Two ways: substitution method is easier to show, but elimination is fine too.

$3 x = y + 1 \text{ } \left(1\right)$
$5 x + 2 y = - 4 \text{ } \left(2\right)$

$3 x - 1 = y$

Substitute this $3 x - 1$ into $y$ in equation $\left(2\right)$ because $y$ is equal to $3 x - 1$.
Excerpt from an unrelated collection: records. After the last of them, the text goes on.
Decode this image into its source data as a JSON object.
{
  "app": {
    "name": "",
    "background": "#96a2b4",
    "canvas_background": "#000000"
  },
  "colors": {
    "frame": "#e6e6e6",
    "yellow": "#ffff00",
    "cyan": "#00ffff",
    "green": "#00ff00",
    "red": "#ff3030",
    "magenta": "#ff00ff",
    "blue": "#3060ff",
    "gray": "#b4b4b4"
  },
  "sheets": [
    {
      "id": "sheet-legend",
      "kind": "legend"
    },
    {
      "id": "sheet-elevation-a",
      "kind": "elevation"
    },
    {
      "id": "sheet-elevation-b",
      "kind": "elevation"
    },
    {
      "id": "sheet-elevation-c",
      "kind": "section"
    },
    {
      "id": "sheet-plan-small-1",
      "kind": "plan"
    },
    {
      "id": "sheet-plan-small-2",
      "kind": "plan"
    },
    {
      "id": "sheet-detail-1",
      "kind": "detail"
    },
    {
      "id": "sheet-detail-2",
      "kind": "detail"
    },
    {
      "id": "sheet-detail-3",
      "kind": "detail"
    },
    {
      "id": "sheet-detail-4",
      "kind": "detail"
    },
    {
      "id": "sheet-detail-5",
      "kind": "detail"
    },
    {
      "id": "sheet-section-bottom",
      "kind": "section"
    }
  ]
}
$5 x + 2 \left(3 x - 1\right) = - 4$

$5 x + 6 x - 2 = - 4$

$11 x = - 2$

$x = - \frac{2}{11}$

Plug $x$ value back into one of the two original equations (you can plug into any other ones, but use the original because you don't know if you made an error rearranging)

$3 x = y + 1$

$3 \left(- \frac{2}{11}\right) = y + 1$

$3 \left(- \frac{2}{11}\right) - 1 = y$

$\left(- \frac{6}{11}\right) - 1 = y$

$\left(- \frac{6}{11}\right) - \left(\frac{11}{11}\right) = y$

or you can do $- 1 \frac{6}{11}$ and then change to an improper fraction. You still get the same answer.

$- \frac{17}{11} = y$

$y = - \frac{17}{11}$

You can verify this if both sides of the equation are the same value-then your x and y values are correct (I plugged back into equation 1 again)

$3 x = y + 1$

$3 \left(- \frac{2}{11}\right) = - \frac{17}{11} + 1$

$- \frac{6}{11} = \left(- \frac{17}{11}\right) + \left(\frac{11}{11}\right)$

$- \frac{6}{11} = - \frac{6}{11}$

Good luck. Make sure to ask your teacher. Never be shy to ask. Be forward with your own learning as you are the one who has to put your learning in your own hands.